Lors de l’élection de mercredi dernier, le Parti de l’égalité socialiste a porté son total de voix à 780 dans les trois districts qu’il a contestés: Jaffna 146, Colombo 303 et Nuwara Eliya 331. Le vote du parti a doublé à Colombo, le principal centre ouvrier du pays, et à Nuwara Eliya, où vit la majorité des travailleurs des plantations du Sri Lanka. Cette augmentation a eu lieu dans le contexte de la pandémie de COVID-19, où les campagnes du parti se sont limitées à des réunions en ligne et au partage sur Facebook des déclarations du SEP et des articles du World Socialist Web Site.

Ces votes conscients indiquent un soutien croissant au socialisme au Sri Lanka. Le SEP va continuer à mettre à nu les provocations chauvines cinghalaises contre les minorités tamoules et musulmanes qui cherchent à diviser les travailleurs. Il est le seul parti qui s’est opposé à la guerre communaliste de Colombo contre les LTTE et qui a exigé le retrait des militaires du nord et de l’est du pays.
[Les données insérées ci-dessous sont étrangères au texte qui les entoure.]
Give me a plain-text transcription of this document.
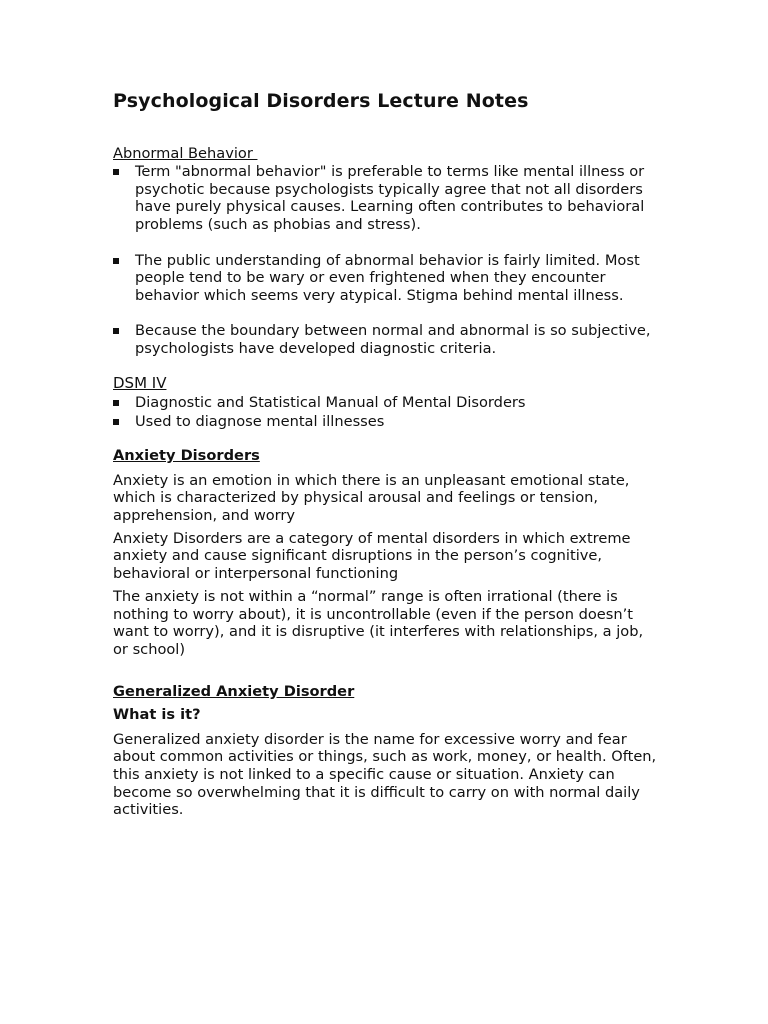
Psychological Disorders Lecture Notes
Abnormal Behavior
Term "abnormal behavior" is preferable to terms like mental illness or psychotic because psychologists typically agree that not all disorders have purely physical causes. Learning often contributes to behavioral problems (such as phobias and stress).
The public understanding of abnormal behavior is fairly limited. Most people tend to be wary or even frightened when they encounter behavior which seems very atypical. Stigma behind mental illness.
Because the boundary between normal and abnormal is so subjective, psychologists have developed diagnostic criteria.
DSM IV
Diagnostic and Statistical Manual of Mental Disorders
Used to diagnose mental illnesses
Anxiety Disorders

Anxiety is an emotion in which there is an unpleasant emotional state, which is characterized by physical arousal and feelings or tension, apprehension, and worry

Anxiety Disorders are a category of mental disorders in which extreme anxiety and cause significant disruptions in the person’s cognitive, behavioral or interpersonal functioning

The anxiety is not within a “normal” range is often irrational (there is nothing to worry about), it is uncontrollable (even if the person doesn’t want to worry), and it is disruptive (it interferes with relationships, a job, or school)

Generalized Anxiety Disorder
What is it?

Generalized anxiety disorder is the name for excessive worry and fear about common activities or things, such as work, money, or health. Often, this anxiety is not linked to a specific cause or situation. Anxiety can become so overwhelming that it is difficult to carry on with normal daily activities.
Notre parti avance une politique socialiste contre la guerre impérialiste, la pandémie de coronavirus et l’inégalité sociale. Nous sommes les seuls à appeler la classe ouvrière à se détacher de toutes les fractions de la classe dominante et à se mobiliser indépendamment – en ralliant les pauvres des campagnes et les opprimés – pour lutter pour un gouvernement ouvrier et paysan afin de mettre en œuvre des politiques socialistes dans le cadre de la lutte pour le socialisme international.